Over at Daily Kos, Jed L argues that because the stimulus is large, that we have entered an era of progressive governance:
My point, of course, is that when the question is whether or not a nearly $800 billion stimulus is large enough, the outlook is pretty good for progressive governance.
Even some conservatives understand what is happening here... there is a shift underway. And you need look no further than the debate over whether $775 billion is a large enough stimulus to understand just how big that shift will be.
First, I need to point out that the stimulus isn't actually going to be $675-800 billion in new spending. Between one-quarter and one-third of the stimulus is actually a series of tax cuts (emphasis mine):
Talks over the stimulus plan, which could cost $675 billion to $850 billion, heated up over the past week as an unofficial outline emerged of what the bill would fund. About $200 billion would probably go toward middle-class tax cuts and tax credits for tuition and small businesses, while another $200 billion is under consideration to help mitigate the soaring costs of Medicaid and education. Up to $350 billion, or more, could go toward investments covering infrastructure, tax credits for renewable energy, increased funding for food stamps and the creation of an extensive technological health database.
Second, while the idea that spending increases necessarily result in more progressive governance is certainly floating around, it is a dangerous one for we Democrats and progressives to buy into. Lest we turn into a conservative parody of progressives and liberals, we need to remember that federal spending is not, in and of itself, progressive. Consider, for example, that federal spending increased more than 50% under George W. Bush, even before the Wall Street bailout. In fact, non-defense, discretionary federal spending accounted for more than half of that increase, and once again that was even before the Wall Street bailout. This massive spending increase did not yield more progressive governance, because to whom the government distributes money matters just as much as the amount of money it distributes.
I agree with Jed that we are in a moment when more progressive governance is possible, and not just because of Democratic control of the federal government. Left-wing economic ideas are more popular now than they have been in decades. Further, I also think that the bailout seems to be a positive step for the country, and its current outlines seem pretty good. However, before we proclaim a new era of progressive governance, quite a bit needs to happen. This includes, off the top of my head:
Make stimulus spending of this size permanent, in order to create an economy without bubbles. The one-time vs. long-term increased spending debate will be a major ideological divide in the coming years, and will be played out within both the Democratic Party and the Obama administration.
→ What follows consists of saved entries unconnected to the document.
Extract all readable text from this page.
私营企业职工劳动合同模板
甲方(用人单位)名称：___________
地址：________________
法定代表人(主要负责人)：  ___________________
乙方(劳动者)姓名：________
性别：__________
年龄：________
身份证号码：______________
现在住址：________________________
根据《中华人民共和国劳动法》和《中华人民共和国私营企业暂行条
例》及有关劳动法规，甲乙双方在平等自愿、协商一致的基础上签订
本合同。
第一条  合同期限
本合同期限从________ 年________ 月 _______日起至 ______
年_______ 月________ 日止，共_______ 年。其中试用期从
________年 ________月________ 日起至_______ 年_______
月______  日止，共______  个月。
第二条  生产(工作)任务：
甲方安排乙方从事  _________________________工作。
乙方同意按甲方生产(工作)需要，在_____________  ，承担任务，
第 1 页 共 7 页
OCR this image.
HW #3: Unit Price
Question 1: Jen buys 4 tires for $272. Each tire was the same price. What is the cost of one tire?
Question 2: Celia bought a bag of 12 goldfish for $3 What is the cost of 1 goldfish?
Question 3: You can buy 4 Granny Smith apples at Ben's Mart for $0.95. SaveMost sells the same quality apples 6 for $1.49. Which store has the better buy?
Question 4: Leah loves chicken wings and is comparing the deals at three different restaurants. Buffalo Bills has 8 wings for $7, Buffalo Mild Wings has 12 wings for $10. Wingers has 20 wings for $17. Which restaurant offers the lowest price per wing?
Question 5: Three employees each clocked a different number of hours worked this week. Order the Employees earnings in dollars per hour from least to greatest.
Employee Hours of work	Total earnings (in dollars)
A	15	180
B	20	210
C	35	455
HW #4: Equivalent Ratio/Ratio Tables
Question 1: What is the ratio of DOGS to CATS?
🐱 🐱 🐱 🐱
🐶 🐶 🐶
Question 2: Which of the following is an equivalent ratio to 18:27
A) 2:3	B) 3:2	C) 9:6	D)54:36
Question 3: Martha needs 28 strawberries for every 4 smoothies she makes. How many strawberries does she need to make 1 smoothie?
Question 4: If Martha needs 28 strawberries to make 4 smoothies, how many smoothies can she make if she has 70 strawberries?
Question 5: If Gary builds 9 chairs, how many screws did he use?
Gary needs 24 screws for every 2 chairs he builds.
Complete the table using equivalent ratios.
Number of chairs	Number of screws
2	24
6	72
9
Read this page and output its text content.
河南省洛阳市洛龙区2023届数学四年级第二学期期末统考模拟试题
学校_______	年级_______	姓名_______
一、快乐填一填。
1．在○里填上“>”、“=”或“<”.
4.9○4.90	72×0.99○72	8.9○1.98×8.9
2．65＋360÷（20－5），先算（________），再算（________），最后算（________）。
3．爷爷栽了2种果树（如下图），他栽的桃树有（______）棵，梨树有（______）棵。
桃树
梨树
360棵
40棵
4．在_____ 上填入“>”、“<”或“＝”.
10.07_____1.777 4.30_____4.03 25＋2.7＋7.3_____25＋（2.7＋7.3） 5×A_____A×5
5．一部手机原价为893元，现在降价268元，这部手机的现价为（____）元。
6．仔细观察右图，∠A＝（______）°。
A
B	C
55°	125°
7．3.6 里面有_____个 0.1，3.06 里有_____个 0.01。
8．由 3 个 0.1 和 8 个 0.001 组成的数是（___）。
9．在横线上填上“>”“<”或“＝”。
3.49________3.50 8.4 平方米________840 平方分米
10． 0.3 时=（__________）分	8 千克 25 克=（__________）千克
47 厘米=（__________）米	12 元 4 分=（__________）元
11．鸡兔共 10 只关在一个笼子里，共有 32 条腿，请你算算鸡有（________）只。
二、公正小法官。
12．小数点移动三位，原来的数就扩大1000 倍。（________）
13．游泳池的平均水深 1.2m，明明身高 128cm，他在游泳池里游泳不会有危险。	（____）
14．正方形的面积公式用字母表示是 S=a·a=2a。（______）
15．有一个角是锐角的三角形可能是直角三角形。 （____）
Labor shift toward the public sector: Lawrence Summers doesn't seem to be arguing for one in a recent op-ed. When describing the job creation goals of the stimulus, he envisions no shift toward public sector employment:
Second, more than 80 percent of these 3 million jobs will be in the private sector, including emerging sectors such as environmental technology.
If Summers is right, then the stimulus won't actually be shifting the labor market toward the public sector at all. In other words, there is no WPA, TVA or CCC yet. There may yet be such programs, but the fight to create them has not even begun.
Provide revenue sources for the two points above: The real test of the political willingness of the Democratic trifecta to institute a long-term, progressive shift in governance will be the creation of new governmental revenue streams that can pay for both long-term spending increases and an enhanced public sector jobs market. This will require doing more than just rolling back the Bush tax cuts, and will require taxation beyond that instituted under the Clinton administration.
In summary, just because the stimulus has a big dollar sign next to it does not usher in an era of progressive governance. There is still a lot of fights to be won--heck, there are still a lot of fights to be engaged. The stimulus is a decent start, but right now we still only have the possibility for an era of progressive governance, not yet the reality.